Commanders and leaders
- Unknown: Abba Goroma †

Units involved
- 7th Division 81st Battalion; 12th Brigade 134th Battalion;: Unknown

Casualties and losses
- Total: 56 killed, 74 missing 1st battle: 16 killed, 9 missing 2nd battle: 40 killed, 65 missing: 150+ killed

= Battles of the Kasiya Forest =

On 12 and 13 September 2013, Nigerian forces stormed a Boko Haram camp in the Kasiya forest in northeast Borno State, Nigeria, killing around 150 militants and sixteen soldiers. The day afterward, the surviving Boko Haram militants ambushed a different group of Nigerian soldiers on the outskirts of the Kasiya forest near Kangarwa, killing 40 soldiera and leaving 65 others missing.

== Background ==
Boko Haram emerged in 2009 as a jihadist social and political movement in a failed rebellion in northeast Nigeria. Throughout the following years, Abubakar Shekau unified militant Islamist groups in the region and continued to foment the rebellion against the Nigerian government, conducting terrorist attacks and bombings in cities and communities across the region. The area around the Kasiya forest had been a known Boko Haram hub of activity, with the group using their base in the forest to kill 40 Nigerian soldiers in Gashua in May. The base itself was extremely well-defended and highly fortified.

== Battles ==
Nigerian officials stated that the battle began when Nigerian troops infiltrated the camp on the night of 12 September. These troops were part of the 81st Battalion of the 7th Division of the Nigerian Army. These troops had aerial support, and the battle at Kasiya lasted for several hours. The militants, caught by surprise, shot wildly at the Nigerian soldiers. The militants were forced to desert the camp. Nigerian officials said that over 150 militants were killed during the battle, along with sixteen Nigerian soldiers. Of the soldiers, one officer and a lieutenant were killed. Nine more soldiers were also missing. A top Boko Haram commander, Abba Goroma, was killed as well.

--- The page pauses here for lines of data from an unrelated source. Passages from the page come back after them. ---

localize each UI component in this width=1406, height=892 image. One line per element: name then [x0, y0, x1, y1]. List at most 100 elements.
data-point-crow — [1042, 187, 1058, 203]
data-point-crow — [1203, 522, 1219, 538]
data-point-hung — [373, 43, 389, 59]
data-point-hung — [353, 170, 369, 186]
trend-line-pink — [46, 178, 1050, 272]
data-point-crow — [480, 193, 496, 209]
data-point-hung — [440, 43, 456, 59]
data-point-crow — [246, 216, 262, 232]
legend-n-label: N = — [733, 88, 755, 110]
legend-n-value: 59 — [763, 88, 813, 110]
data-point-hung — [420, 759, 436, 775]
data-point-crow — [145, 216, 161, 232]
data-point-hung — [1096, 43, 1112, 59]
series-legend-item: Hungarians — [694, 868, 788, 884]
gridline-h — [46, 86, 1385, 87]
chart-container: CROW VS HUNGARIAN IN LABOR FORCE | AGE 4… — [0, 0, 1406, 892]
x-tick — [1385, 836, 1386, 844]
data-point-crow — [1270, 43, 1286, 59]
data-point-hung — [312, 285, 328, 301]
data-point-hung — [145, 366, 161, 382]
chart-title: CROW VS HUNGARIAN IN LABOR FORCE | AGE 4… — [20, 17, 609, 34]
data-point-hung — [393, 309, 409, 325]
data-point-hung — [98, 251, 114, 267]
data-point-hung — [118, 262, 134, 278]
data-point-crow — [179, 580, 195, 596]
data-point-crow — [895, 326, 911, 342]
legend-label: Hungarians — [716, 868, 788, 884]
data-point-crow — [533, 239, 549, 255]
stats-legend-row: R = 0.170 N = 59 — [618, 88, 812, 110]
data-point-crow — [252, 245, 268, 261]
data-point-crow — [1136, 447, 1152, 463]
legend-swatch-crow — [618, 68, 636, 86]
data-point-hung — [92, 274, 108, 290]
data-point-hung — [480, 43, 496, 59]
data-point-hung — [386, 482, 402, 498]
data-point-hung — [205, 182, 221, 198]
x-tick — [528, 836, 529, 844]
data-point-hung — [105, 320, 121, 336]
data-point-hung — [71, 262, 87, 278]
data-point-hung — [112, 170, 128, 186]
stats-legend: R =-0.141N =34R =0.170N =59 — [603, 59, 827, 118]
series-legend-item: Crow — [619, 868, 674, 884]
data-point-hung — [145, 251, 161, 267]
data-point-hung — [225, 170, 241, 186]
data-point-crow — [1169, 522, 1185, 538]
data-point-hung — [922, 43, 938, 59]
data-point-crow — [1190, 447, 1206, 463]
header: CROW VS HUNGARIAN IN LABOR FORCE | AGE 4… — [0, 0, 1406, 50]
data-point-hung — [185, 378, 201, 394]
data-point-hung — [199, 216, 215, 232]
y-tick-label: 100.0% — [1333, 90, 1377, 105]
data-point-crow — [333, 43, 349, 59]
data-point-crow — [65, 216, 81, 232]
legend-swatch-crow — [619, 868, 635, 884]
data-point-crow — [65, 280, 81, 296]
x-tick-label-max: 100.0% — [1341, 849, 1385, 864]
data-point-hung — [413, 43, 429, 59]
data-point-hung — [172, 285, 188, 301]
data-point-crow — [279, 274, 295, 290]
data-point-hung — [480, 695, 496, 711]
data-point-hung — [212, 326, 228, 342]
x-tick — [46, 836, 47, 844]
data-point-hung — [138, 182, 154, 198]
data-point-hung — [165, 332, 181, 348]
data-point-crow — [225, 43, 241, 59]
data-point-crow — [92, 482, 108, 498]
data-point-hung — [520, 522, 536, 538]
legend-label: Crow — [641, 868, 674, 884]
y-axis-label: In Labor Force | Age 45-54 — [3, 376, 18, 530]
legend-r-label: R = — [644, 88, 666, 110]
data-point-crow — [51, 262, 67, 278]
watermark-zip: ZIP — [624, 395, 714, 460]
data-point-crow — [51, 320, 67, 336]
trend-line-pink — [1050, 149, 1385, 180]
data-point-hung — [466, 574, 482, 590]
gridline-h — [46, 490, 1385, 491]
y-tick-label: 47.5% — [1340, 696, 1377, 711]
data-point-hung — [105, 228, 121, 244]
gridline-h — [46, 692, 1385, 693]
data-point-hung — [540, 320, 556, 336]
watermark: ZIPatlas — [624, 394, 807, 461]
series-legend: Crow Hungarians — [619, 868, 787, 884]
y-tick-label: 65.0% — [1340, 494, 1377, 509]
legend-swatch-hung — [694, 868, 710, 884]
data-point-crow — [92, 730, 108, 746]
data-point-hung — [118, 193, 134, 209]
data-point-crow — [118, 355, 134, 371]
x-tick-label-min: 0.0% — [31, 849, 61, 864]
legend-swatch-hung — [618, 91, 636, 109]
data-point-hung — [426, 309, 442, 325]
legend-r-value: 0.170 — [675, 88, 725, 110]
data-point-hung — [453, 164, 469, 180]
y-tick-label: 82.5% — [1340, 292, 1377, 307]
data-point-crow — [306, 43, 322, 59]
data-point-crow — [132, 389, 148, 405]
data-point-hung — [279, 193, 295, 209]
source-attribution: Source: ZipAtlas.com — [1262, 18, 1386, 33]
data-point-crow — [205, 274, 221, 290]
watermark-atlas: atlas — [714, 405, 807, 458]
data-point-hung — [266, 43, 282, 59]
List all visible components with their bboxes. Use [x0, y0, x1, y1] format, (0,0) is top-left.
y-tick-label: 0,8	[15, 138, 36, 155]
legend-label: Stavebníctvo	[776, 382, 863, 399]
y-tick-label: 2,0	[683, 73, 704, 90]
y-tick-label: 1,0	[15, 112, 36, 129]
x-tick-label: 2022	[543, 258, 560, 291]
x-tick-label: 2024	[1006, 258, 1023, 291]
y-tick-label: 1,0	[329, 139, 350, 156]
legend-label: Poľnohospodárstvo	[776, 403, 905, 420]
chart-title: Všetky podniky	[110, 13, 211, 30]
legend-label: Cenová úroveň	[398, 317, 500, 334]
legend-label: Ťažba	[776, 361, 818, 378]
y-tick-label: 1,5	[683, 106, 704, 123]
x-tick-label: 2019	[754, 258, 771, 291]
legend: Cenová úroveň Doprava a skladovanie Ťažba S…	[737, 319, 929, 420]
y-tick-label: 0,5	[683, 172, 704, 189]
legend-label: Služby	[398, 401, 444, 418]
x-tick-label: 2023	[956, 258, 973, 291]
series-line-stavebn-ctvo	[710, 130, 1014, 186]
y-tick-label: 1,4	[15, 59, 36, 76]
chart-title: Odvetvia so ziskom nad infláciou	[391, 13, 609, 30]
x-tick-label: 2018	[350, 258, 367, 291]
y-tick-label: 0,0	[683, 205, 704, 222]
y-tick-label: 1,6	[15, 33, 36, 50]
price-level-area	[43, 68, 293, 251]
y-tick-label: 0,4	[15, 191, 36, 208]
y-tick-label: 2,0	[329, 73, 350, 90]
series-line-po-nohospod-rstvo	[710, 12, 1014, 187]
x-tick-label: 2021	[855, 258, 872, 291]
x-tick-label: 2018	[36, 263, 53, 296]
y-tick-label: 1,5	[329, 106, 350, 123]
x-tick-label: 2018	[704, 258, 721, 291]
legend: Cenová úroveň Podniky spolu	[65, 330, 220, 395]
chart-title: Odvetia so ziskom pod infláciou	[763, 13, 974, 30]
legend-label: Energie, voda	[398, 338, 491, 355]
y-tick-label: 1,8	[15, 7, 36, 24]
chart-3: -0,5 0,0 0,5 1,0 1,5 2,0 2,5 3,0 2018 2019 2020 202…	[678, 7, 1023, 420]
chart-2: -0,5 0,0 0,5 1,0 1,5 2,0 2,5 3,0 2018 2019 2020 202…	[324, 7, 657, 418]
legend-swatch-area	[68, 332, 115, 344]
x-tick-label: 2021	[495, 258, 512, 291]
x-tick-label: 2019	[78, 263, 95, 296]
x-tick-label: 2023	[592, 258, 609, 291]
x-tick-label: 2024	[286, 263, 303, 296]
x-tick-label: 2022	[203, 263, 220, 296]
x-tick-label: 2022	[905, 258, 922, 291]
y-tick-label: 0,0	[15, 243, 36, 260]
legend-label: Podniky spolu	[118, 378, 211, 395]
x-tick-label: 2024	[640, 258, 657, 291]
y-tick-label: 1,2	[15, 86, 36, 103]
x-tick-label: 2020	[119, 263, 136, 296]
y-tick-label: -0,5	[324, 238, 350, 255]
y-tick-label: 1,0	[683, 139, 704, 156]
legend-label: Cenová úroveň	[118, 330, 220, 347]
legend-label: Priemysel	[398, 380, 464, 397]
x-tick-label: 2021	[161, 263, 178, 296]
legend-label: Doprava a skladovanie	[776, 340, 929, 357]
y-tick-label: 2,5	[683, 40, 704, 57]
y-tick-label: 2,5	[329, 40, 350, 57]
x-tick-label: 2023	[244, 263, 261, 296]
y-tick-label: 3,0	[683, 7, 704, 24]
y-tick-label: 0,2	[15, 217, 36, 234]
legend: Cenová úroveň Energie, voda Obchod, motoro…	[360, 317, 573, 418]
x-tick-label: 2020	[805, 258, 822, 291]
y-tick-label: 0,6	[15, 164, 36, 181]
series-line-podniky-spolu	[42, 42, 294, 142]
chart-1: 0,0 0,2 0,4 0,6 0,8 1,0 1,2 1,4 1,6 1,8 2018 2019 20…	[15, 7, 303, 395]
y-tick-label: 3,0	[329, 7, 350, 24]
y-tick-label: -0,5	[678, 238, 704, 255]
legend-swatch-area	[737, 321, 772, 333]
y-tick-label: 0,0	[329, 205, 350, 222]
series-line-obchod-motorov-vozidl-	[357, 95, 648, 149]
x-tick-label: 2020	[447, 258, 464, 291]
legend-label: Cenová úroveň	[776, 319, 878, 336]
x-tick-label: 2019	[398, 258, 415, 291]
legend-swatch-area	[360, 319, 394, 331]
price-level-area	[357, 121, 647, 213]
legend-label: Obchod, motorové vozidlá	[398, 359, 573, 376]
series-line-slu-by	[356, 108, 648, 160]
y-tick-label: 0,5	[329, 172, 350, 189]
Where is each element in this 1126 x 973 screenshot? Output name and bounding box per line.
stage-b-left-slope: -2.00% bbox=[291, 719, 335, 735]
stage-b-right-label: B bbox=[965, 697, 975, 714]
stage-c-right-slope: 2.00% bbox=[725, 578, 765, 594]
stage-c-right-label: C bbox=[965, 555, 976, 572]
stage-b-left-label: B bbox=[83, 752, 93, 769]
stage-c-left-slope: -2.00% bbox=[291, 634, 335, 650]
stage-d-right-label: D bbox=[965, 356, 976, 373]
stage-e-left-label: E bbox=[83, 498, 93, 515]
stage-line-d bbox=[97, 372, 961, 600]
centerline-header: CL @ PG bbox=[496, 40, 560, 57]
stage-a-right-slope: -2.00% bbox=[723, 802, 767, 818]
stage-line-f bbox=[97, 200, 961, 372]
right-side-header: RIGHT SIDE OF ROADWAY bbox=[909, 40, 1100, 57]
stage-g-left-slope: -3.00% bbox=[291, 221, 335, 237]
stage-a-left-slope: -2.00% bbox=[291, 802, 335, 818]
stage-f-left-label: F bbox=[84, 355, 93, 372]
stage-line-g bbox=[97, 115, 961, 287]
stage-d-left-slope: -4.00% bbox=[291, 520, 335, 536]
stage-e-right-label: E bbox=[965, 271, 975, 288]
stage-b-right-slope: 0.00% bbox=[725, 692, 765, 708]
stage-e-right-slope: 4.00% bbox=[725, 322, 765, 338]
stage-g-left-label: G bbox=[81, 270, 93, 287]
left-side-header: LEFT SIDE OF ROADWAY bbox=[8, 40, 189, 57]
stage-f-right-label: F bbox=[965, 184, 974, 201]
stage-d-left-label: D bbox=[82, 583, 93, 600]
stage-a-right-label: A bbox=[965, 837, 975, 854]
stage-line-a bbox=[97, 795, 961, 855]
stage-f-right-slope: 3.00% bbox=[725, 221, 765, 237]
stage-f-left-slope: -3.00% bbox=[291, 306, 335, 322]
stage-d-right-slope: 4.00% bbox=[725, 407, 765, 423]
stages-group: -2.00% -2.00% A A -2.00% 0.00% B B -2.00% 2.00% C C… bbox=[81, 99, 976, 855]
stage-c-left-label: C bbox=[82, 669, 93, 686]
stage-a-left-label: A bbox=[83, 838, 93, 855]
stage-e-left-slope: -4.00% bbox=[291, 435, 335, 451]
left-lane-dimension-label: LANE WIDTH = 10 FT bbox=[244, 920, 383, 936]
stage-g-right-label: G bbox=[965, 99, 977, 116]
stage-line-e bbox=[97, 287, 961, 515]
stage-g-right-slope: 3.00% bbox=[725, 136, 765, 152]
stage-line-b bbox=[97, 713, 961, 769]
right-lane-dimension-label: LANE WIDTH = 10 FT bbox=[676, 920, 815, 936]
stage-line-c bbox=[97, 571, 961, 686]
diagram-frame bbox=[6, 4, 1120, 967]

The battle was a major victory for Nigerian forces after several hefty losses against Boko Haram. In the days following the attack, the surviving militants began ambushes on Nigerian soldiers in the Kasiya forest. At least 40 soldiers from the 134th Battalion of the 12th Brigade were killed and 65 others missing by the militants on 13 September after no aerial support showed up. The Nigerian army denied the existence of this attack.